Current town code allows for farm stands, but they have to be on or adjacent to the grower's property. That's fine for above-ground tillers, but not practical for crops sowed in Peconic Bay or Long Island Sound.
"Unless you have people put scuba tanks on, it's not going to work," Rivara said with a smile.
A few summers ago, one shellfish farmer set up a farm stand, but the town wasn't sure how to deal with it and shut it down.
"It was the perfect place for a farm stand, it just wasn't underwater," Rivara said.
Still, Southold officials want to make sure roadside shellfish stands don't become de facto oyster bars, selling beer and wine and playing music.
Southold Supervisor Scott Russell said he supports the concept and wants the shellfish industry to thrive.
But there's a line, he said, where a farm stand veers toward restaurant territory. Some oysters or clams on the half-shell would be fine, Russell said. But turning farm stands into party spots?
"That's a huge concern," he said.
Rivara said she expects one or two of the 35 active state-licensed commercial shellfish farmers on the East End to start farm stands this summer if the law is changed.
"Farmers have to have a way to sell their product directly to customers," Southold Agriculture Committee chairman Chris Baiz said.
Wholesale, farmers get about 50 to 55 cents for an oyster, Rivara said.

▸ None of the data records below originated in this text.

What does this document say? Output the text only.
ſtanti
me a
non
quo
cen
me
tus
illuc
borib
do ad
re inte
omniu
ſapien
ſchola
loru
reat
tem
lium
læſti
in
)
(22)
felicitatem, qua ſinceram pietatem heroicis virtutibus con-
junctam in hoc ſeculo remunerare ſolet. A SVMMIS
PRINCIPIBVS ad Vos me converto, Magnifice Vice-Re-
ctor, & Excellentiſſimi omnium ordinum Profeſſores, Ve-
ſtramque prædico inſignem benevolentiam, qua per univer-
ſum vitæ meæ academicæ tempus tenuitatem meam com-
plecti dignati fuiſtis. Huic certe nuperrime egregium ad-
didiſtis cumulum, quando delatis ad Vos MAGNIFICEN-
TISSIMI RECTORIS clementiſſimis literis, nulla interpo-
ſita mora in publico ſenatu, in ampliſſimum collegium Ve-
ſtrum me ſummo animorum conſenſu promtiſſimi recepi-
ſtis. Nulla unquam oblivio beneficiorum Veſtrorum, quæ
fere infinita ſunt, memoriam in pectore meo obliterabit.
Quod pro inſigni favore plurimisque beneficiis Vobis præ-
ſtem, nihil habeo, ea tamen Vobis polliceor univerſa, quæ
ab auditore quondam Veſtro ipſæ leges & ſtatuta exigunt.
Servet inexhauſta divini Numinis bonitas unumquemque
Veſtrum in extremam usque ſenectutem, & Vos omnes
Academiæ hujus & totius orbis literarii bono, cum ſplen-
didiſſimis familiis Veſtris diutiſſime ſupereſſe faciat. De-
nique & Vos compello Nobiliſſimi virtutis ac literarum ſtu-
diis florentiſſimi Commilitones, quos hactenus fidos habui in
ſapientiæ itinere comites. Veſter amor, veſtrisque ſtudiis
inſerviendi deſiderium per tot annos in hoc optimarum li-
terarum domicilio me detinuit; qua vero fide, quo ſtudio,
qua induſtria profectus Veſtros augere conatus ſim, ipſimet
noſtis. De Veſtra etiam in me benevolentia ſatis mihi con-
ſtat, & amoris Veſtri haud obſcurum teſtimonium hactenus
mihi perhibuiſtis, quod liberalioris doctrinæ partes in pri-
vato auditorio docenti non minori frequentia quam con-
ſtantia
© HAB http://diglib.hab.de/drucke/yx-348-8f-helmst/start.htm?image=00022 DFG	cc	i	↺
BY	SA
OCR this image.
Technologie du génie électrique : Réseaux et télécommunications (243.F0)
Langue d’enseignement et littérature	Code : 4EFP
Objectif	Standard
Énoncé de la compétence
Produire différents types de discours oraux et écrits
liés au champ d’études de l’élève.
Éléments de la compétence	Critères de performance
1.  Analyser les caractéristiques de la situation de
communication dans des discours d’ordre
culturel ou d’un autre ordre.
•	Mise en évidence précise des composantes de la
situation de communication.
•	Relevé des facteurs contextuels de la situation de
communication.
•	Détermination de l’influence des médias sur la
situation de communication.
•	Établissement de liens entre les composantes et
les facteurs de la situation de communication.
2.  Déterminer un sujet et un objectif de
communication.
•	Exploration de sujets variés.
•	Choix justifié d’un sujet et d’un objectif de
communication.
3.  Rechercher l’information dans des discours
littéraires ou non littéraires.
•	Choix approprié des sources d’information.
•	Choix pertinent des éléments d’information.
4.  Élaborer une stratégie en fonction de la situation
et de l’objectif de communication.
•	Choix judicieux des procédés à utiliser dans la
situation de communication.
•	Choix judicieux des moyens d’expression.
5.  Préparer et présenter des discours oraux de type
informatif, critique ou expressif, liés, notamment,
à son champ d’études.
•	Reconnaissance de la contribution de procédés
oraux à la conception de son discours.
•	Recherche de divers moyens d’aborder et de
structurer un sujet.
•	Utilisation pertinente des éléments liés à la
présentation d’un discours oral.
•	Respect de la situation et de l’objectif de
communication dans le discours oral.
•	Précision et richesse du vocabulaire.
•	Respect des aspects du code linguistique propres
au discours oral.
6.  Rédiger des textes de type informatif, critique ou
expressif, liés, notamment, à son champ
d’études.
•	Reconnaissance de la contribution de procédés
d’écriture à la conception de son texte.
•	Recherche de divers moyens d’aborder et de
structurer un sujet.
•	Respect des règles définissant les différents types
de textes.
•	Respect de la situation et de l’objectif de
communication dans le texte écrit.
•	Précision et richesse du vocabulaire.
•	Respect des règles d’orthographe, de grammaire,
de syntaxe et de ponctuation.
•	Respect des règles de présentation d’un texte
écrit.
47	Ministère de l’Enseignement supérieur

At a high-end restaurant, they can retail for $3 a piece or more.
She and business partner Jim Markow grow algae in a greenhouse as food for the oysters, spawn the oysters in warm baths -- "They think it's the Fourth of July," she said -- and allow the floating oyster larvae to attach themselves to crushed-up shells.
These "spat," about the size of a pinhead, are put on the bottom of the Peconic Estuary, where they take 18 months to two years to develop into mature oysters. Then they're ready for a squeeze of lemon -- perhaps at a farm stand this summer.